There’s also fourteen-screen cinema at which, this weekend, two screens are devoted to the new Jackie Chan movie. (I can’t wait) There’s a video arcade. There’s a rock-climbing wall. There’s an Aqua Massage. There are three national chain sit-down restaurants, all civilized affairs, serving food that’s utterly acceptable. There’s a food court, a vast, high-ceilinged arena offering no fewer than forty different outlets, mostly fast food. There’s a funny little 1950s-style hamburger joint, Jonny Rockets, in which the wait staff, a bunch of listless teenagers in dingy uniforms, are required to perform a line dace several times an hour. It’s hilarious and distressing, and I recommend it highly. There’s a Cinnabon stand, four cookie stands, three pretzel stands, three ice-cream stands, and no place wheresoever to buy an apple.

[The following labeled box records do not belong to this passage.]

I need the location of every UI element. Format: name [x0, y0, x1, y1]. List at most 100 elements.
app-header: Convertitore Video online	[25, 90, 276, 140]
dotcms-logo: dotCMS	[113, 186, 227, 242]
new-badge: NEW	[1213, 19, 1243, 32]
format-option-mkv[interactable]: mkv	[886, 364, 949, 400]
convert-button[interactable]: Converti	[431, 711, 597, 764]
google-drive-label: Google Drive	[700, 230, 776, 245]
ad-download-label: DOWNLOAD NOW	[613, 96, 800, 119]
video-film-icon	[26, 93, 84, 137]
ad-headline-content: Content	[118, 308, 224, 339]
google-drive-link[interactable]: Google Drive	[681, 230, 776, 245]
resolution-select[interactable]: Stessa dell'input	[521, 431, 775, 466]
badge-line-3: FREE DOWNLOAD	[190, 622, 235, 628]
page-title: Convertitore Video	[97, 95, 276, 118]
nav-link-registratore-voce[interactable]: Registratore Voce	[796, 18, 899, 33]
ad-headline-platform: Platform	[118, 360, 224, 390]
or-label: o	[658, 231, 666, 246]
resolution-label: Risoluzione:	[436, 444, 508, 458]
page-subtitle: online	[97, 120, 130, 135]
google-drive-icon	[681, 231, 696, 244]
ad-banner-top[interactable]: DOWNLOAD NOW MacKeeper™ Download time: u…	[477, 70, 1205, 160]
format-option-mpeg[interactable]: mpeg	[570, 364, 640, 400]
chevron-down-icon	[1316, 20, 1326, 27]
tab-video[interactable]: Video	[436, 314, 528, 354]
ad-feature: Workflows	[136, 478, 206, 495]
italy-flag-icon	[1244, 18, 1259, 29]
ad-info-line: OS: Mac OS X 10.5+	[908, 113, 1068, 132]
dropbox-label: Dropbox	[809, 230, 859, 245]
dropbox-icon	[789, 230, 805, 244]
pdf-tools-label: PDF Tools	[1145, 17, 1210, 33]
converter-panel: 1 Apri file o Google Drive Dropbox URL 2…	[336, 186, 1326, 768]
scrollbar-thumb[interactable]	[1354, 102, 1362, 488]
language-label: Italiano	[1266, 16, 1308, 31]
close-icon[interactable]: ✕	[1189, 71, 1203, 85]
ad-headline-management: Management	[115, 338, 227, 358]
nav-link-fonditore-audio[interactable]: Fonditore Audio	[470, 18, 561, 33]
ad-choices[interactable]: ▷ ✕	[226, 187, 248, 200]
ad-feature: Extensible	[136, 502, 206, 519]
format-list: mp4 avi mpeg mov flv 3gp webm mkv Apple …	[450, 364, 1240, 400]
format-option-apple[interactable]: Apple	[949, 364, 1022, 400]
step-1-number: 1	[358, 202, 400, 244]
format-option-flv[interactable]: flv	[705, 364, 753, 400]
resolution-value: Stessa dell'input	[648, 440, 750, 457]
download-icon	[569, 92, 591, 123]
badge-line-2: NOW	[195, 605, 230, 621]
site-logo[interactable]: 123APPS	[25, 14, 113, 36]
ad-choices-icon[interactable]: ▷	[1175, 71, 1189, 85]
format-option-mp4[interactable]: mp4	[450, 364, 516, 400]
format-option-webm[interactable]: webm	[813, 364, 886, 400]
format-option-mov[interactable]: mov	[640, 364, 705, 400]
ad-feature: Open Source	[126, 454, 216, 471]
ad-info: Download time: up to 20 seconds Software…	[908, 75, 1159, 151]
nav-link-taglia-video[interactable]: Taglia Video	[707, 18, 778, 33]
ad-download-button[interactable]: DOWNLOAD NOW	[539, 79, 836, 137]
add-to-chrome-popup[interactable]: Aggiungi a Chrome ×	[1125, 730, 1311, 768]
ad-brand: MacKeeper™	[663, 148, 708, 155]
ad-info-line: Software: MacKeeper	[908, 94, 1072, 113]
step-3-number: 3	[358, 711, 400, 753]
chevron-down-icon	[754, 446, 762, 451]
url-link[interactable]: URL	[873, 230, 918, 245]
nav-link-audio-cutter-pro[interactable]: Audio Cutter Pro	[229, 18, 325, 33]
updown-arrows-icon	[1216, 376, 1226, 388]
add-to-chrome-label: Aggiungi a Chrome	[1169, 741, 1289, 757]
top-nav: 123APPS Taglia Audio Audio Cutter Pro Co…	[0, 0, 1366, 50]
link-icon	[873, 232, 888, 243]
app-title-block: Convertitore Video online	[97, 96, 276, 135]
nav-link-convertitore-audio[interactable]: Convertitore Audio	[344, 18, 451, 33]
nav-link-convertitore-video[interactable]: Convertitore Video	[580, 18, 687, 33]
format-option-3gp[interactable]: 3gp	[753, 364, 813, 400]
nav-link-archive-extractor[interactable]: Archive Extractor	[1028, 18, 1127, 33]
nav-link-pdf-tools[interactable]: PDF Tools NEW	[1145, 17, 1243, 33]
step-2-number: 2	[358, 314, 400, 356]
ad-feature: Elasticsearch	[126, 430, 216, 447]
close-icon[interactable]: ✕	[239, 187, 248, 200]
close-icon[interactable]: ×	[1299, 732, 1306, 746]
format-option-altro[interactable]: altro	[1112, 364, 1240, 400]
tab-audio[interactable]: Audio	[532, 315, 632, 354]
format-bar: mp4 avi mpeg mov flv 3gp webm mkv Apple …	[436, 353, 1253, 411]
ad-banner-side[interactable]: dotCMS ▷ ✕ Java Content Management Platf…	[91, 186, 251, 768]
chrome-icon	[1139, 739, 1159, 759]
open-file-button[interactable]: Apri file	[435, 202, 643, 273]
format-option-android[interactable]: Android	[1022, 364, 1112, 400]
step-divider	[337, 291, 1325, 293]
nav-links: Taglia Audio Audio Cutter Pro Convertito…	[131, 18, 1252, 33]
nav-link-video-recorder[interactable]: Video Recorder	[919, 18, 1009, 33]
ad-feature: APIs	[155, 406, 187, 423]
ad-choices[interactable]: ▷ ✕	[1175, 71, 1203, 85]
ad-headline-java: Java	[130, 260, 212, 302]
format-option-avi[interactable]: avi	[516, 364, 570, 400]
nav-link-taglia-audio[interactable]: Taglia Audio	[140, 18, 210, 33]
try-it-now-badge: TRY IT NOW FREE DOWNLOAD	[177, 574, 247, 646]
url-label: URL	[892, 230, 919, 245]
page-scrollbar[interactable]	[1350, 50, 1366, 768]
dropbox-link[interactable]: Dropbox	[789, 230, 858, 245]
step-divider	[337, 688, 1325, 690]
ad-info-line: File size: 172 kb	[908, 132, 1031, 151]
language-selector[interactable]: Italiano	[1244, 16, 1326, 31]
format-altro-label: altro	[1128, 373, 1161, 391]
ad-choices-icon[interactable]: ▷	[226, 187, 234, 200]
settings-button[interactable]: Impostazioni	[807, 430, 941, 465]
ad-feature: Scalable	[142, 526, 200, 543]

Usually, malls this size draw shoppers from between five and twenty –five miles away. According to one survey, 30 percent of the adults living in this county have been here at least once during the past three months
Mall is more than just a place to shop. This is a sound thought. If you’ve managed to attract people here for one purpose, you ought to see if there are other desires you can fulfill. It’s fine if they come to shop, even better if they shop and eat, better than that if they shop, eat, play, socialize, and so on.
It’s been proven that the more time someone spends in a mall, the more stores they visit and the more things they buy.